TO DEVELOP A reliable canine model of cerebral infarction of moderate size, we compared infarctions caused by permanent occlusion of the following vessels in 42 dogs: 1) the middle cerebral artery (MCA), 2) the MCA and azygous anterior cerebral artery (ACA), 3) the MCA, azygous ACA, and posterior cerebral artery (PCA), and 4) sham-operated controls. The infarction volume was determined at 6 hours in half the animals and at 6 days in the others. Studies of somatosensory evoked potentials (SSEPs) and regional cerebral blood flow (rCBF) were performed before and after arterial occlusion, and good correlation was observed between the decrease in amplitude of the SSEPs and the decrease in rCBF observed after arterial occlusion.
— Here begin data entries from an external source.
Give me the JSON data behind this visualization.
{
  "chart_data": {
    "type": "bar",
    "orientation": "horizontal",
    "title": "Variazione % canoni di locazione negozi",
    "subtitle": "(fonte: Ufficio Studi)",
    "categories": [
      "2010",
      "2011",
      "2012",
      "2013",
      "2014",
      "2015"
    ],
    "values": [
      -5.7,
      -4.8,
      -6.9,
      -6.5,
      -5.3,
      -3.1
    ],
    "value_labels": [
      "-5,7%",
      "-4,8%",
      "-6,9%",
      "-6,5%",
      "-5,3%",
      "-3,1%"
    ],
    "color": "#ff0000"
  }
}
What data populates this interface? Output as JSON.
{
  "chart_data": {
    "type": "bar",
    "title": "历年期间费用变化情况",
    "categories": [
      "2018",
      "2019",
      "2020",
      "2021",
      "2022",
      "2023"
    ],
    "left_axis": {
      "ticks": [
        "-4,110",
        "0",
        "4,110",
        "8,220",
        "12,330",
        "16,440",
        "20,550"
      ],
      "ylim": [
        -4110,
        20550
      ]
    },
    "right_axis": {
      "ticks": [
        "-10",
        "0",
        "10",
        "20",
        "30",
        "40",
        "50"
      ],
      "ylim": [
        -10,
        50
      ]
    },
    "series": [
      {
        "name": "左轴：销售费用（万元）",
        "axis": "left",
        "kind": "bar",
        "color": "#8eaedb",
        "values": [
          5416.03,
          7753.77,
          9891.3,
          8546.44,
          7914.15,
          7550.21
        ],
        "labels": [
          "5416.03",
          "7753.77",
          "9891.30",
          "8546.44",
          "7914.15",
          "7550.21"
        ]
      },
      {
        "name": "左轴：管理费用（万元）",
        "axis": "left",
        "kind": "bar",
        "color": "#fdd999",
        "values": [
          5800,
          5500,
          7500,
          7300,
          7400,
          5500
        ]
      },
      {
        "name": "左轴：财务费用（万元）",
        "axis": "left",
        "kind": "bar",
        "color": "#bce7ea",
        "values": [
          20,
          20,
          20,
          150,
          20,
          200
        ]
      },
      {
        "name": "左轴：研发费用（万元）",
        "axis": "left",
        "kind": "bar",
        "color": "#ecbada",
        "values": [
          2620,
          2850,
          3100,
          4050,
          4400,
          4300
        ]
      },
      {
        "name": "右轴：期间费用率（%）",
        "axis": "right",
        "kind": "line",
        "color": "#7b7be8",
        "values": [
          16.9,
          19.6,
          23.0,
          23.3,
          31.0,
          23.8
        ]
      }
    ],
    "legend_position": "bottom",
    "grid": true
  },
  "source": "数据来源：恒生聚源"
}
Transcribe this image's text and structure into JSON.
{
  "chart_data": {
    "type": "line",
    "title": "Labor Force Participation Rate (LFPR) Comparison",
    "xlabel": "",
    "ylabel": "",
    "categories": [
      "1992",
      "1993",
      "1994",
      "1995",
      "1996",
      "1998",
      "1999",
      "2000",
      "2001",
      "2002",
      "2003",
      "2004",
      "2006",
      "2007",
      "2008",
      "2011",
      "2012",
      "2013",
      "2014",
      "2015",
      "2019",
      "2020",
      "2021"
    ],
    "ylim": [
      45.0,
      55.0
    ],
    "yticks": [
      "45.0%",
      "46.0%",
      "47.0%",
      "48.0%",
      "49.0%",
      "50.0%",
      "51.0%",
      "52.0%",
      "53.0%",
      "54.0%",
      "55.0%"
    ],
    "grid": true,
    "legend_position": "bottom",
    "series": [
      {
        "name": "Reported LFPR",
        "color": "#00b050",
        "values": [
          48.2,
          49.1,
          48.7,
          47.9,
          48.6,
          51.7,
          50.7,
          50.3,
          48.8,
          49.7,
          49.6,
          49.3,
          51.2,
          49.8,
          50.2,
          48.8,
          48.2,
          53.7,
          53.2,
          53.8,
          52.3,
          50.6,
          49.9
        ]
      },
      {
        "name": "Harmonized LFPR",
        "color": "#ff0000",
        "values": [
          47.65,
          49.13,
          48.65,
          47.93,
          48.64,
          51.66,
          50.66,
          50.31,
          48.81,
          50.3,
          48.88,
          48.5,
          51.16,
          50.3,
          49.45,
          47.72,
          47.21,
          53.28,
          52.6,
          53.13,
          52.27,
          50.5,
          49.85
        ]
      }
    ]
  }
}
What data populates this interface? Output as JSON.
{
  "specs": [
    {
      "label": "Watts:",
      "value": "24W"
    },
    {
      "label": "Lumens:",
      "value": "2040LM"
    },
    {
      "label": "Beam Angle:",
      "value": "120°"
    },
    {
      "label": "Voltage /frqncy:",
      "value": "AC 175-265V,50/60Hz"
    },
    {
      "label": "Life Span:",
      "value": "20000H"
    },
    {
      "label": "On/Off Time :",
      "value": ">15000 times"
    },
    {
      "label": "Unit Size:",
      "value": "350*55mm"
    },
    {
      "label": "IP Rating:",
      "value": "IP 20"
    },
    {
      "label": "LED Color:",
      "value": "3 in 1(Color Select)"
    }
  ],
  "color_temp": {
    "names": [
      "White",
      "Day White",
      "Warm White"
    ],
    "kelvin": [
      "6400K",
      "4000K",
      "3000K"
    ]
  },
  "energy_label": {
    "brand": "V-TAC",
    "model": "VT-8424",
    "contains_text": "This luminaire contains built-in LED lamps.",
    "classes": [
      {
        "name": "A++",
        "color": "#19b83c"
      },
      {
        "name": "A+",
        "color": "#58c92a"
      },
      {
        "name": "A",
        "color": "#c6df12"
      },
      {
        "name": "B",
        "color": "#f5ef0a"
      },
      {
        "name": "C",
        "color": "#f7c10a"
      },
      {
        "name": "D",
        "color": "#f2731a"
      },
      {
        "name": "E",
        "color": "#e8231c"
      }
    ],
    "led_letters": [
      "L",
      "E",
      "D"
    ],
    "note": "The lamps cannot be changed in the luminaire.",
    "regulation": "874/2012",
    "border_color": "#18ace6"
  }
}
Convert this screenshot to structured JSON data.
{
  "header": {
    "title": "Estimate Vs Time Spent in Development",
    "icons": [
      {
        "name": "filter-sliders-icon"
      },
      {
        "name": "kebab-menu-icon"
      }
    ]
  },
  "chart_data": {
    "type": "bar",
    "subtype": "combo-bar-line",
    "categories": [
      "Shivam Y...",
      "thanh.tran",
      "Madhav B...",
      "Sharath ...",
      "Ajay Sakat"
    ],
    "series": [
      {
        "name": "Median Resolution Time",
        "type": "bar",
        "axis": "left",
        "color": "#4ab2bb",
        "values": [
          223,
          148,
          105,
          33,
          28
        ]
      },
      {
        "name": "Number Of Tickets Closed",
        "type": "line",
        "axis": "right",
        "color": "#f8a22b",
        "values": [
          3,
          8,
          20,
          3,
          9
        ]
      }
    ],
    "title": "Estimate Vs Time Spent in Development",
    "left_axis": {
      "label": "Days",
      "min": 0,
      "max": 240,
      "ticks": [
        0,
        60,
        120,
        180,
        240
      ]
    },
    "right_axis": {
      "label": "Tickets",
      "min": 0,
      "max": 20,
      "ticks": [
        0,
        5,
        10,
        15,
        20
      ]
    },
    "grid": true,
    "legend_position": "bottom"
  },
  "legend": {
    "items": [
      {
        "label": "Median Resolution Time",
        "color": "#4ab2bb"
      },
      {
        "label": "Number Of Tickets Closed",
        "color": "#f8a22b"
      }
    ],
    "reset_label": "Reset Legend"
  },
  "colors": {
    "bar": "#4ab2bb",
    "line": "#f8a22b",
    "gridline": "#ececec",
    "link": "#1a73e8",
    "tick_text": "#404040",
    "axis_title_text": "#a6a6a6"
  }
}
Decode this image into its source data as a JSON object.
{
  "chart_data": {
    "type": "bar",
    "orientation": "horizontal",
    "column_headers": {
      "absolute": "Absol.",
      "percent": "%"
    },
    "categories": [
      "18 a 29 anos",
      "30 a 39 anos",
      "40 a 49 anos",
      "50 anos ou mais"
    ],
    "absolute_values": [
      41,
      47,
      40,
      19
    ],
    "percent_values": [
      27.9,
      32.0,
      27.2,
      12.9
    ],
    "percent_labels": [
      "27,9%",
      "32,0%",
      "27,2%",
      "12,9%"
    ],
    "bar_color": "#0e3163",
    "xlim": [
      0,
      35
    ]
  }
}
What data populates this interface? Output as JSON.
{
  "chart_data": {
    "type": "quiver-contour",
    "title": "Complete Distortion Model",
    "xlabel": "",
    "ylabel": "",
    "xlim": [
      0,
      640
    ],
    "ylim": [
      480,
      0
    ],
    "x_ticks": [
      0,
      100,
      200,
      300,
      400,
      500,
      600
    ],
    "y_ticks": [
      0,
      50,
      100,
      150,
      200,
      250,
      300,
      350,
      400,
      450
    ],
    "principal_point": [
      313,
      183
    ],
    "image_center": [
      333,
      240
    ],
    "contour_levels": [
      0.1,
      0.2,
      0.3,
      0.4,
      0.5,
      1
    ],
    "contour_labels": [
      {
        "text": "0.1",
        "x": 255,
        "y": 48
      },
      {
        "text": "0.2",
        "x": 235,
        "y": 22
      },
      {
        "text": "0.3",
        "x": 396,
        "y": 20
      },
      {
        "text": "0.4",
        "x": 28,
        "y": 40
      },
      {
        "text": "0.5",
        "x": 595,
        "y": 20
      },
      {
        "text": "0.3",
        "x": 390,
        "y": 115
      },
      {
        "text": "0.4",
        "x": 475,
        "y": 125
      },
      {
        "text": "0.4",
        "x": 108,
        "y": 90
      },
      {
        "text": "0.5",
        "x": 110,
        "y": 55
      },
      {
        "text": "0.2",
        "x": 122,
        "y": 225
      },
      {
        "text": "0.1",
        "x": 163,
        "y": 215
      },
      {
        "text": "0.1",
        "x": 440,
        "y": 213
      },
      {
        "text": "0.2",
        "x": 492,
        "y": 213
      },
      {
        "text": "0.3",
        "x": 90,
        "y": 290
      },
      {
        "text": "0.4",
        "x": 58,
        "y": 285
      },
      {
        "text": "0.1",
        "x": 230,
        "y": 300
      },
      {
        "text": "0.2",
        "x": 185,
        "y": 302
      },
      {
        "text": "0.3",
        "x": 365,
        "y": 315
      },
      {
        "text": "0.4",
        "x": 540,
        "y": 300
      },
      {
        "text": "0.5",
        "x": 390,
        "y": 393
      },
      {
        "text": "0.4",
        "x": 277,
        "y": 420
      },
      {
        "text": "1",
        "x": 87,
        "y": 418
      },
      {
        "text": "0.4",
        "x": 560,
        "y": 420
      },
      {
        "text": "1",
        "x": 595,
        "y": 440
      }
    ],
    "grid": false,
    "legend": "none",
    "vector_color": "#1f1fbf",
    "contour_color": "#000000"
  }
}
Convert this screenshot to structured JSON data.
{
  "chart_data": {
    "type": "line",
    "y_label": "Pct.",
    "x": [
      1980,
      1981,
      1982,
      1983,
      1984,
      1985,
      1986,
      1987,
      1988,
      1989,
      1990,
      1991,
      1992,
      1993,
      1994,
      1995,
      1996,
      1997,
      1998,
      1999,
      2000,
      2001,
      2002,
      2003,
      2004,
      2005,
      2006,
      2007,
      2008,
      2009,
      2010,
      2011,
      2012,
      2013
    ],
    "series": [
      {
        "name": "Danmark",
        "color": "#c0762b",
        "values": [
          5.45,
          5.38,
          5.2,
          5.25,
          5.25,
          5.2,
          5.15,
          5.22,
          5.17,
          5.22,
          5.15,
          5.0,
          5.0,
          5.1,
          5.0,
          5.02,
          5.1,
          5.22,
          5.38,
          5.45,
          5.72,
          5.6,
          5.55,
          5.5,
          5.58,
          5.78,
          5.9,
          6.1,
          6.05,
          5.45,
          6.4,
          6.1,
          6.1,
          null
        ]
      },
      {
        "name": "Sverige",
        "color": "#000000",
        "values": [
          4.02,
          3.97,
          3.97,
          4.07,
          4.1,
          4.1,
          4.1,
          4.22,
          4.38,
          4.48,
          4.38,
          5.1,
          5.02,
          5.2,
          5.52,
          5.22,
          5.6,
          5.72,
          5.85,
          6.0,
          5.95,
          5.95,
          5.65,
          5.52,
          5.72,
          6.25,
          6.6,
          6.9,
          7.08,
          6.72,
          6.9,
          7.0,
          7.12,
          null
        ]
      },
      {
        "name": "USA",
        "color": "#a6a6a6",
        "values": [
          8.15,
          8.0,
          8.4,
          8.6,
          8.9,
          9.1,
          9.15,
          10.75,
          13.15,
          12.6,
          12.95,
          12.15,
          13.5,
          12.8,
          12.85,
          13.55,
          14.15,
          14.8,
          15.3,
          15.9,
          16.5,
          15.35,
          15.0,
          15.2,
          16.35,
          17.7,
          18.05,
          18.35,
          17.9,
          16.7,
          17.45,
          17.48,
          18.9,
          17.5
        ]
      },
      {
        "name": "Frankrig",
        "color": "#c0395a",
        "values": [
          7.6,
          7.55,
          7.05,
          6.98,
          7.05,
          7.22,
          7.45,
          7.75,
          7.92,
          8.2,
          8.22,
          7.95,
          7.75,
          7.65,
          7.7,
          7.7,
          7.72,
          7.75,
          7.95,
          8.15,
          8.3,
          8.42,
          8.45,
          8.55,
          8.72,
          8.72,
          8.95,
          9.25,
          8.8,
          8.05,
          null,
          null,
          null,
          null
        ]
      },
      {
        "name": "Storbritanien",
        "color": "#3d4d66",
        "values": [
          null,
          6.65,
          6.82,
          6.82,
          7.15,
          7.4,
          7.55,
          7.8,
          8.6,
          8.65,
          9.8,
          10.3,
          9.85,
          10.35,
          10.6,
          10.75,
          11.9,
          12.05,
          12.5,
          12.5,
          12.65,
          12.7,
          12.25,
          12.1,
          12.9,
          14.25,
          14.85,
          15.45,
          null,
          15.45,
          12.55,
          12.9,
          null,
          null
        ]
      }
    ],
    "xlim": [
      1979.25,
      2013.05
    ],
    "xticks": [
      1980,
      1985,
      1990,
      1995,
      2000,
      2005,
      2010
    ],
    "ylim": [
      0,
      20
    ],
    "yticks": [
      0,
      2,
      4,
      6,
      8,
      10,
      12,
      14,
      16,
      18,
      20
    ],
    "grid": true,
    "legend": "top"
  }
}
Only the groups in which the MCA and azygous ACA were occluded showed moderate infarctions of relatively consistent size. Analysis involving all groups revealed that the animals with SSEP amplitude preserved after vessel occlusion had only small infarctions; thus, preservation of SSEP amplitude after occlusion of the MCA and azygous ACA could in the future be used prospectively as a rejection criterion to improve the uniformity of infarction size. Conversely, animals with loss of SSEP amplitude after vessel occlusion had infarctions of moderate to large size; thus, loss of SSEP amplitude after MCA occlusion alone could in the future be used prospectively as a rejection criterion. When these rejection criteria were retrospectively applied to the groups in which both the MCA and azygous ACA were occluded, the resulting mean infarction volumes +/-1 SEM) for the acute and chronic subgroups were 20.3 +/- 2.8% and 38.2 +/- 4.5% of the hemisphere, respectively. To prospectively verify this model, chronic infarctions were created in 10 additional dogs using SSEP-based selection during occlusion of the MCA and azygous ACA. The mean infarction volume at 6 days was 28.3 +/- 2.8% of the hemisphere. We conclude that a reliable stroke model can be produced in the dog by simple two-vessel occlusion combined with selection based on the changes in SSEP amplitude immediately after occlusion.